Especially when people know that there is a workshop and everyone is waiting to code – most people do not necessarily want to deal with theory for a long time. This is in the nature of things. I understand this really well – it tingles almost already in the fingers. Much of the things we told at the beginning were new and necessary for the further understanding but if something can be compressed that is good and should be done. Overall, I think, we had created a very good crossover.
Take your time
At first we had twice of what we had finally presented. We had to realize early on, that we have planned too much. You cannot explain everything in just one day – the subject is simply too big. We also tried our talk with an intern and we saw once again that you have to screw down the content at one place or another. At a workshop, you just need a lot more time than programming at your own laptop. Problems arise, people want to try things out and also understand what individual notations, methods, etc. do. All in all, it was a good decision to leave some of the topics out of focus and instead restrict ourselves to the basic principles. And even with this subject matter, we had the feedback that it was quite demanding. On the second day, we even adjusted the content and reduced it a bit.
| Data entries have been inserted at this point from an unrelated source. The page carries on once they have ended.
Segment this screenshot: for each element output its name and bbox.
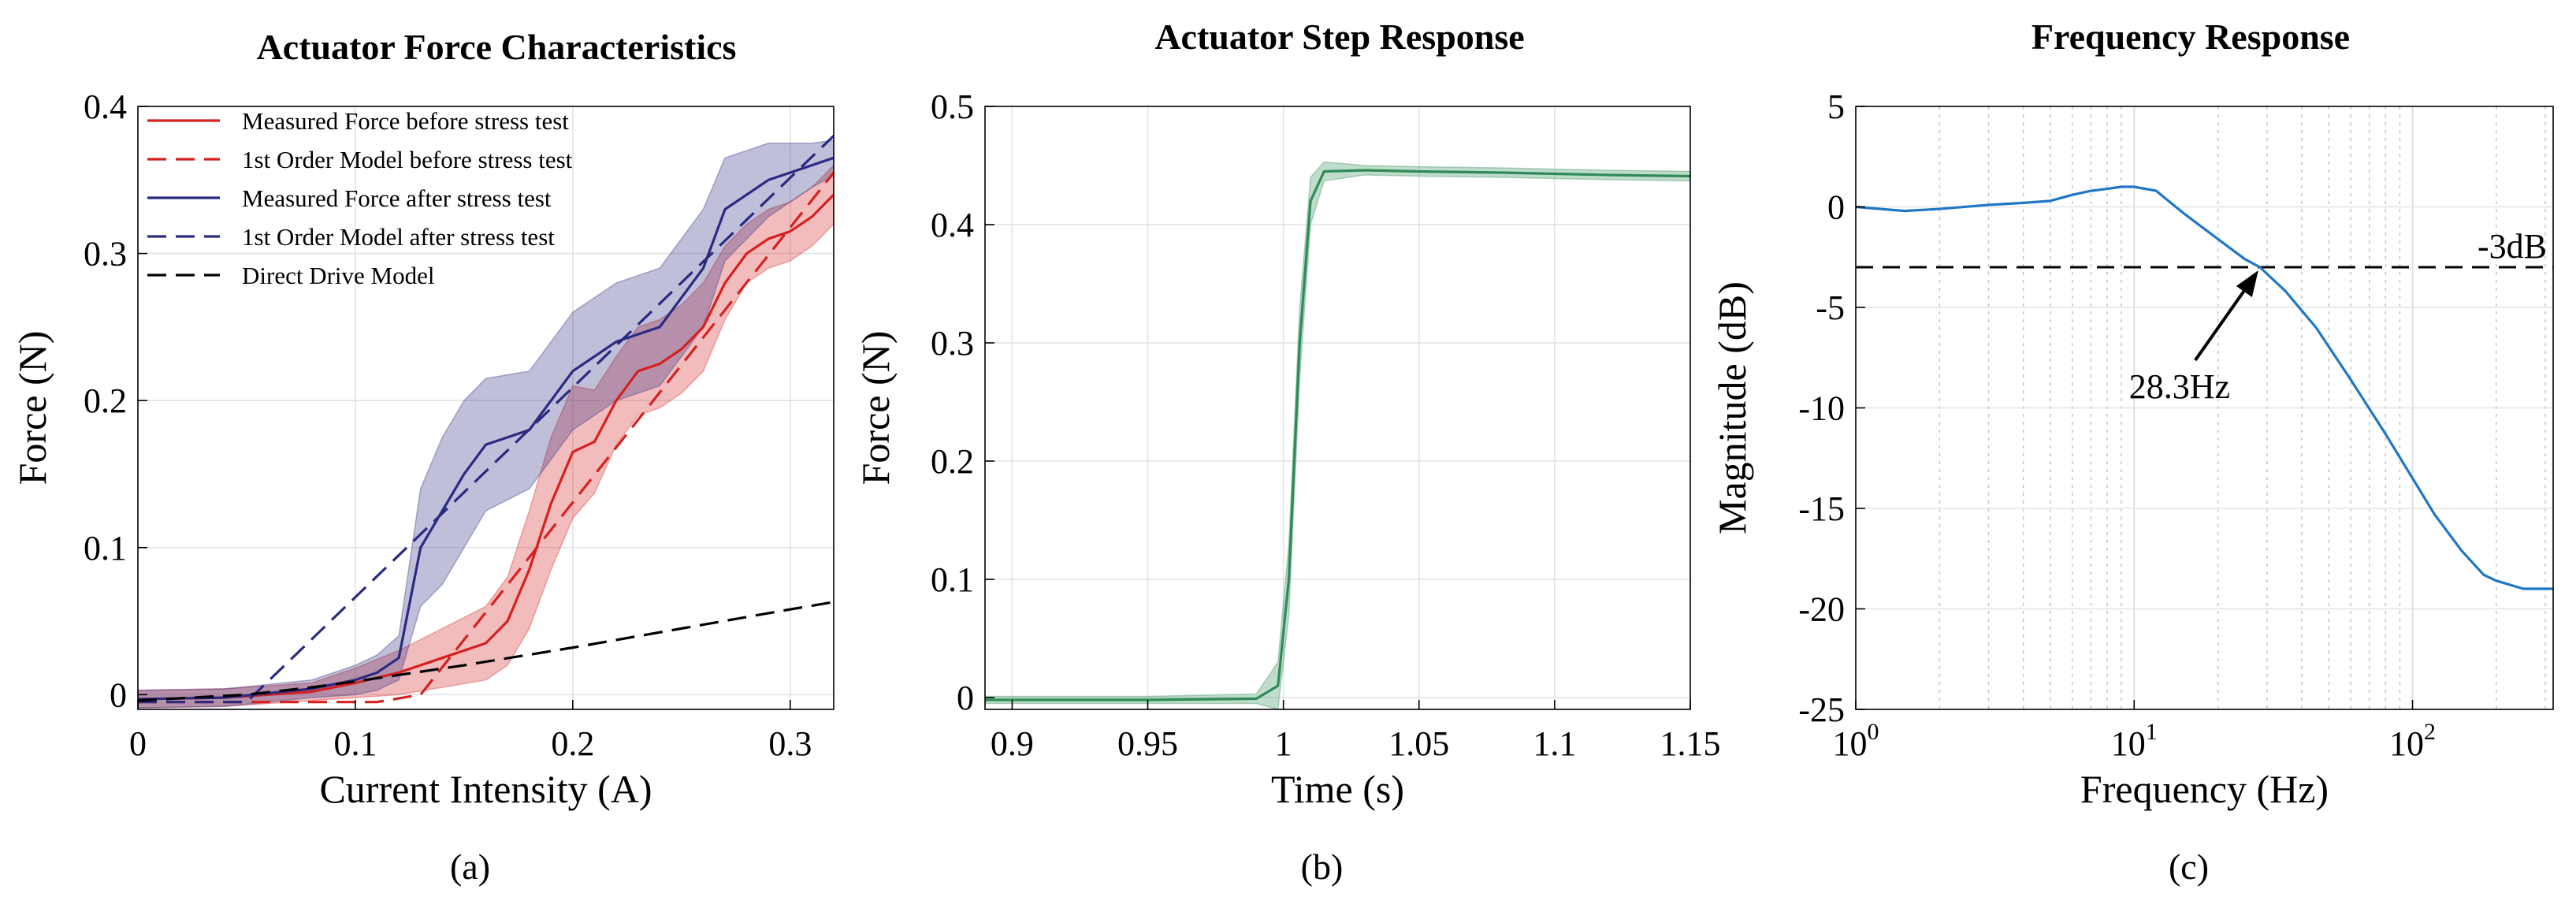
x-tick-exponent: 2 [2424, 719, 2436, 745]
legend-label-2: Measured Force after stress test [242, 184, 552, 212]
y-tick-label: 0.3 [931, 324, 974, 363]
series-line-0 [1856, 185, 2553, 590]
y-axis-label: Force (N) [10, 331, 54, 486]
chart-title: Actuator Step Response [1154, 17, 1524, 57]
x-tick-label: 0.1 [333, 724, 377, 763]
chart-title: Actuator Force Characteristics [257, 27, 737, 67]
x-tick-label: 0.3 [768, 724, 812, 763]
y-tick-label: 0.2 [84, 381, 127, 420]
y-axis-label: Force (N) [853, 331, 898, 486]
x-tick-label: 1 [1275, 724, 1292, 763]
x-tick-base: 10 [2389, 724, 2424, 763]
plot-area [985, 161, 1690, 709]
x-tick-label: 0.95 [1117, 724, 1178, 763]
x-tick-label: 0.2 [551, 724, 594, 763]
axes-box [984, 106, 1691, 710]
x-axis-label: Time (s) [1271, 767, 1404, 811]
x-tick-label: 101 [2111, 719, 2158, 763]
annotation-label: 28.3Hz [2129, 367, 2230, 406]
plot-area [1856, 185, 2553, 590]
legend-label-4: Direct Drive Model [242, 262, 434, 289]
panel-caption: (b) [1301, 847, 1344, 887]
x-axis-label: Frequency (Hz) [2080, 767, 2329, 811]
y-tick-label: -15 [1798, 489, 1845, 528]
series-line-0 [985, 169, 1690, 701]
confidence-band-2 [138, 140, 834, 709]
confidence-band-0 [985, 161, 1690, 709]
y-tick-label: 0.5 [931, 87, 974, 126]
x-tick-base: 10 [1833, 724, 1868, 763]
x-tick-exponent: 1 [2146, 719, 2158, 745]
x-tick-label: 102 [2389, 719, 2436, 763]
y-tick-label: 5 [1827, 87, 1845, 126]
x-tick-label: 0.9 [991, 724, 1034, 763]
y-tick-label: 0.1 [84, 529, 127, 568]
y-tick-label: 0.1 [931, 560, 974, 599]
x-tick-label: 100 [1833, 719, 1879, 763]
y-tick-label: -20 [1798, 590, 1845, 629]
x-tick-label: 1.1 [1533, 724, 1576, 763]
y-tick-label: -5 [1816, 288, 1845, 327]
axes-box [137, 106, 835, 710]
chart-title: Frequency Response [2031, 17, 2350, 57]
y-tick-label: -25 [1798, 690, 1845, 729]
chart-panel-b: 0.9 0.95 1 1.05 1.1 1.15 0 0.1 0.2 0.3 0.4 0.5 Actua… [853, 17, 1721, 887]
y-tick-label: 0.4 [84, 87, 127, 126]
x-tick-label: 1.15 [1660, 724, 1721, 763]
series-line-1 [138, 171, 834, 704]
y-tick-label: 0 [1827, 188, 1845, 227]
y-tick-label: 0.4 [931, 206, 974, 244]
confidence-band-0 [138, 164, 834, 709]
panel-caption: (c) [2169, 847, 2209, 887]
series-line-3 [138, 135, 834, 704]
series-line-0 [138, 193, 834, 701]
x-tick-base: 10 [2111, 724, 2146, 763]
x-axis-label: Current Intensity (A) [319, 767, 652, 811]
x-tick-exponent: 0 [1868, 719, 1879, 745]
y-tick-label: 0 [110, 675, 127, 714]
y-tick-label: 0 [957, 679, 974, 717]
y-tick-label: -10 [1798, 389, 1845, 428]
legend-label-0: Measured Force before stress test [242, 107, 569, 135]
y-axis-label: Magnitude (dB) [1710, 281, 1754, 534]
series-line-4 [138, 601, 834, 702]
x-tick-label: 1.05 [1388, 724, 1449, 763]
plot-area [138, 135, 834, 709]
chart-panel-a: 0 0.1 0.2 0.3 0 0.1 0.2 0.3 0.4 Actuator Force Ch… [10, 27, 835, 887]
legend-label-3: 1st Order Model after stress test [242, 223, 555, 251]
y-tick-label: 0.2 [931, 442, 974, 481]
panel-caption: (a) [450, 847, 490, 887]
y-tick-label: 0.3 [84, 235, 127, 274]
annotation-arrow-head [2236, 270, 2258, 297]
legend-label-1: 1st Order Model before stress test [242, 146, 573, 173]
x-tick-label: 0 [129, 724, 147, 763]
reference-line-label: -3dB [2477, 227, 2547, 266]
This is probably one of the most important lessons in designing a workshop: concentrate on the essential components and take time for them.
Relax the mood
May I introduce
Documentation, documentation, documentation
What is the password for the network, who can I contact if I have problems, what was the command at the command line to create a new component, which editor should I actually install? These are questions which are no problems if you sit at a table for two or three. But if you are sitting together in such a large group, you want to answer all open questions and support the participants as much as possible. I was already at some events and had to ask all these questions as a participant. That’s why it was important for me to help the participants in the run-up, or give them the opportunity to prepare for the day. We have prepared mails, wiki pages and a cheat sheet in order to be prepared for the most common questions. On the cheat sheet – a two-sided A4 sheet, which every participant received on the conference day, were useful information which would be needed in the course of the day. A simple but helpful tool.
With this retrospective, I hope to have encouraged the one or the other to be thought-provoking, and perhaps to provide even more interesting workshops in the future.